Die ersten Küken der Mehlschwalben, die in Kolonien brüten, schlüpfen etwa Anfang bis Mitte Juni. "Vier, fünf Junge hat jedes Elternpaar." Nach rund 14 Tagen sind die Kleinen schon flügge. Ruß: "Auch das geht schneller, wenn das Wetter schön ist." Dann trainieren die Jungvögel das Fliegen und werden noch mit Futter versorgt. "Ende Juli fliegen die Jungen dann Richtung Süden davon. Ohne die Alten — und trotzdem kennen sie ihren Weg", sagt der "Ziehvater" bewundernd.

Dann brüten die Mehlschwalben in Zentbechhofen ein zweites Mal. Der Nachwuchs schlüpft Ende August und "Ende September sind dann alle weg". Im Herbst fliegen die Vögel — jung und alt — in großen Schwärmen gen Süden. "Die schwachen Vögel bleiben zurück", hat Ruß beobachtet. Die Tierchen verhungern. Im Frühjahr putzen die zurückgekehrten Schwalben ihre Nester aus und schmeißen die Reste ihres Nachwuchses heraus. Und weiter geht der biologische Kreislauf.

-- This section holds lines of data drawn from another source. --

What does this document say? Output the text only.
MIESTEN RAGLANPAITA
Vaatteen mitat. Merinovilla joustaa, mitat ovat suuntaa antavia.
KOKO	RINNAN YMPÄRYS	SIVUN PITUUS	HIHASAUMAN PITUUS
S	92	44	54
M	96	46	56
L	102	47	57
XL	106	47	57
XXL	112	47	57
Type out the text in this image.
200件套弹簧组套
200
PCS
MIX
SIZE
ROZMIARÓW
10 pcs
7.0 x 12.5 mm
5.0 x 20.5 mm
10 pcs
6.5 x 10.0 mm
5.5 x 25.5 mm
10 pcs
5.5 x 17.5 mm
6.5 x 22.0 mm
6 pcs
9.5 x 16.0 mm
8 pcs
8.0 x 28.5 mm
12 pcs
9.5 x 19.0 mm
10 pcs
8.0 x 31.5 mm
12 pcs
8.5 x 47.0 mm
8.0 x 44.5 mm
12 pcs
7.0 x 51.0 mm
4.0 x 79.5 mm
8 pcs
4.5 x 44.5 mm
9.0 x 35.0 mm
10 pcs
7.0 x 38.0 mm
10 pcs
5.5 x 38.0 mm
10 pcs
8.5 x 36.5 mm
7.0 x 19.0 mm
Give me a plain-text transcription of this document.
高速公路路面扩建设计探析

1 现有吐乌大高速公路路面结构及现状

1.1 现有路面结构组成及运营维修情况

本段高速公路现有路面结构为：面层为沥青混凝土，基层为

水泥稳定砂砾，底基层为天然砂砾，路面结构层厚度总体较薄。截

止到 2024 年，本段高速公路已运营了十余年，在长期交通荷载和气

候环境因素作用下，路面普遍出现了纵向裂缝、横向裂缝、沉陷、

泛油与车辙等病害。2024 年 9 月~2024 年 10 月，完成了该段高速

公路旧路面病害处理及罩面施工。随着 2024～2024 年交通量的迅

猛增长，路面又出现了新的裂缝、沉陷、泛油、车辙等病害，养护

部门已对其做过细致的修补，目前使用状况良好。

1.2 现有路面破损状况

Wenn die Schwalben beim Anflug auf ihr Nest Insekten verlieren, dann warten auf dem gepflasterten Vorplatz der Scheune schon Bachstelzen oder Rotkehlchen und holen sich die Mücken und Käfer, erzählt er. "Maikäfer, die runterfallen, können nicht mehr fliegen." Die setzt er in einen Clematisbusch, wo die Käfer die Läuse vertilgen. Den Kot der Schwalben sammelt er ebenfalls ein und düngt damit die Rosen. "Da ist er gut aufgehoben", sagt Ruß verschmitzt. Alles hat seinen Nutzen, weiß der Senior.